Les membres du réseau jihadiste franco-belge qui ont frappé Paris et Bruxelles gravitaient autour de la commune bruxelloise de Molenbeek, où la population originaire du Rif, montagne pauvre du nord du Maroc, a importé une longue tradition de défiance envers l'autorité et des pratiques mafieuses liées au trafic de cannabis, explique l'historien Pierre Vermeren, spécialiste du Maghreb et des mondes arabo-berbères.
Question: Pourquoi des Rifains, en particulier, ont-ils été le vivier de foyers jihadistes en Europe?
Réponse: Les raisons sont nombreuses et complexes. Cette population s’est structurée historiquement dans l'adversité.
Surpopulation, tremblements de terre, soumission, le Rif paye au prix fort sa marginalité et sa dissidence historique. La plupart des Rifains sont les porteurs de mémoire des tragédies du 20e siècle. Ils se sont emmurés dans leurs histoires. La religion, dans ses versions rigoristes, voire salafistes, mais aussi le business, y compris illégal et criminel, ont été des échappatoires et des remèdes apportés à ces maux, en situation d’omerta et de replis communautaires, claniques et familiaux.
Les Rifains, leurs enfants et petits enfants, même nés en Europe, n’échappent pas à cette histoire. Parmi eux, des enfants perdus se sont structurés en réseau de solidarité et de camaraderie, fut-ce avec des objectifs criminels avérés, et ont versé dans le jihadisme, en Belgique et en France, mais plus encore au sein de l’Etat islamique (EI).
Les recruteurs du jihad venus du Moyen-Orient ne se sont pas gênés pour faire leur miel dans cette jeunesse perdue, à la frontière de la délinquance, qu’ils ont réussi à culpabiliser, lui faisant briller le miroir aux alouettes de la repentance et de la mort en martyr.
Q: Pourquoi et comment sont-ils passés du trafic de cannabis à l'islam radical et au salafisme jihadiste?
R: Il ne faut pas y voir un lien logique, mais une sorte de continuum. Cela tient autant du hasard que de la nécessité. Hasard de croiser des recruteurs mal intentionnés. Nécessité de connaître le métier des armes, le franchissement des frontières, la clandestinité et les habitudes des truands et du milieu des trafiquants, pour mener à bien des opérations de guerre, même terroristes.

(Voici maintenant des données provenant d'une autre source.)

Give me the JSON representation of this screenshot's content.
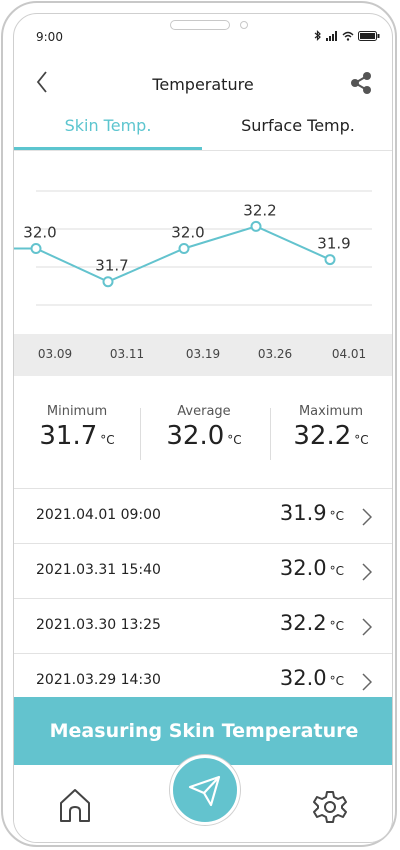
{
  "status_bar": {
    "time": "9:00"
  },
  "header": {
    "title": "Temperature"
  },
  "tabs": [
    {
      "label": "Skin Temp.",
      "active": true
    },
    {
      "label": "Surface Temp.",
      "active": false
    }
  ],
  "chart_data": {
    "type": "line",
    "categories": [
      "03.09",
      "03.11",
      "03.19",
      "03.26",
      "04.01"
    ],
    "values": [
      32.0,
      31.7,
      32.0,
      32.2,
      31.9
    ],
    "data_labels": [
      "32.0",
      "31.7",
      "32.0",
      "32.2",
      "31.9"
    ],
    "ylim": [
      31.3,
      32.7
    ],
    "grid": true,
    "colors": {
      "line": "#63c3ce",
      "grid": "#dddddd"
    }
  },
  "stats": [
    {
      "label": "Minimum",
      "value": "31.7",
      "unit": "°C"
    },
    {
      "label": "Average",
      "value": "32.0",
      "unit": "°C"
    },
    {
      "label": "Maximum",
      "value": "32.2",
      "unit": "°C"
    }
  ],
  "records": [
    {
      "datetime": "2021.04.01 09:00",
      "value": "31.9",
      "unit": "°C"
    },
    {
      "datetime": "2021.03.31 15:40",
      "value": "32.0",
      "unit": "°C"
    },
    {
      "datetime": "2021.03.30 13:25",
      "value": "32.2",
      "unit": "°C"
    },
    {
      "datetime": "2021.03.29 14:30",
      "value": "32.0",
      "unit": "°C"
    }
  ],
  "action": {
    "label": "Measuring Skin Temperature"
  },
  "nav": {
    "home_icon": "home-icon",
    "center_icon": "paper-plane-icon",
    "settings_icon": "gear-icon"
  },
  "colors": {
    "accent": "#63c3ce",
    "text": "#222222"
  }
}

On a beaucoup écrit sur l’endurcissement des jihadistes en Syrie… mais ce n’est pas ce qui a été nécessaire pour frapper Paris et Bruxelles: c’est la ruse et la dissimulation, doublées d’une détermination silencieuse et sans faille, à l’image des jihadistes du 11 septembre 2001.
Ce qui a fait leur force, c’est l'organisation, le passage des frontières, un réseau de planques, les transferts d’argent et d’armes, etc.
Tout cela s’apprend dans le milieu criminel, rodé à faire transiter des milliers de tonnes de haschisch à travers l’Europe qui alimentent l’économie des cités. Ces passe-murailles ont investi leur savoir-faire dans une guerre inventée par les anciens officiers de Saddam Hussein.
Q: Quelles solutions pour enrayer le trafic de drogue originaire du Rif (80% du cannabis consommé en Europe) et mettre ses réseaux maffieux hors d'état de nuire?
R: C’est une affaire de grande politique. Courir après des délinquants qui écoulent annuellement des milliers de tonnes de drogues et brassent des milliards de dollars ne sert à rien, il en restera toujours bien assez pour alimenter réseaux et maffias.
La solution serait de discuter et de négocier avec le Maroc, qui est un Etat fort et centralisé. A lui aussi, les mafias du Rif posent des problèmes, d’autant que cette région est le théâtre de violences récurrentes.
Le Maroc est le pays méditerranéen le plus aidé par l’Union européenne, il y a donc des marges de manœuvre à négocier. Mais il faut que ce soit un accord gagnant-gagnant. L’Europe, qui accepte de facto ce trafic sur son sol, et qui sert de déversoir au haschisch marocain et à la cocaïne d’Amérique latine, doit exprimer une volonté: en échange de l’éradication de la plantation sur son sol, le Maroc doit être durablement et efficacement aidé à stabiliser une région de 5 millions d’habitants. Les réseaux seront assez déstabilisés pour que les polices puissent se réorganiser et se concentrer sur les nouveaux trafics qui jailliront immanquablement. Mais au moins les dégâts sociaux, intellectuels, psychiatriques, scolaires et criminels qui frappent de millions de jeunes Européens, de Marseille dans le sud de la France à Bruxelles, seront endigués.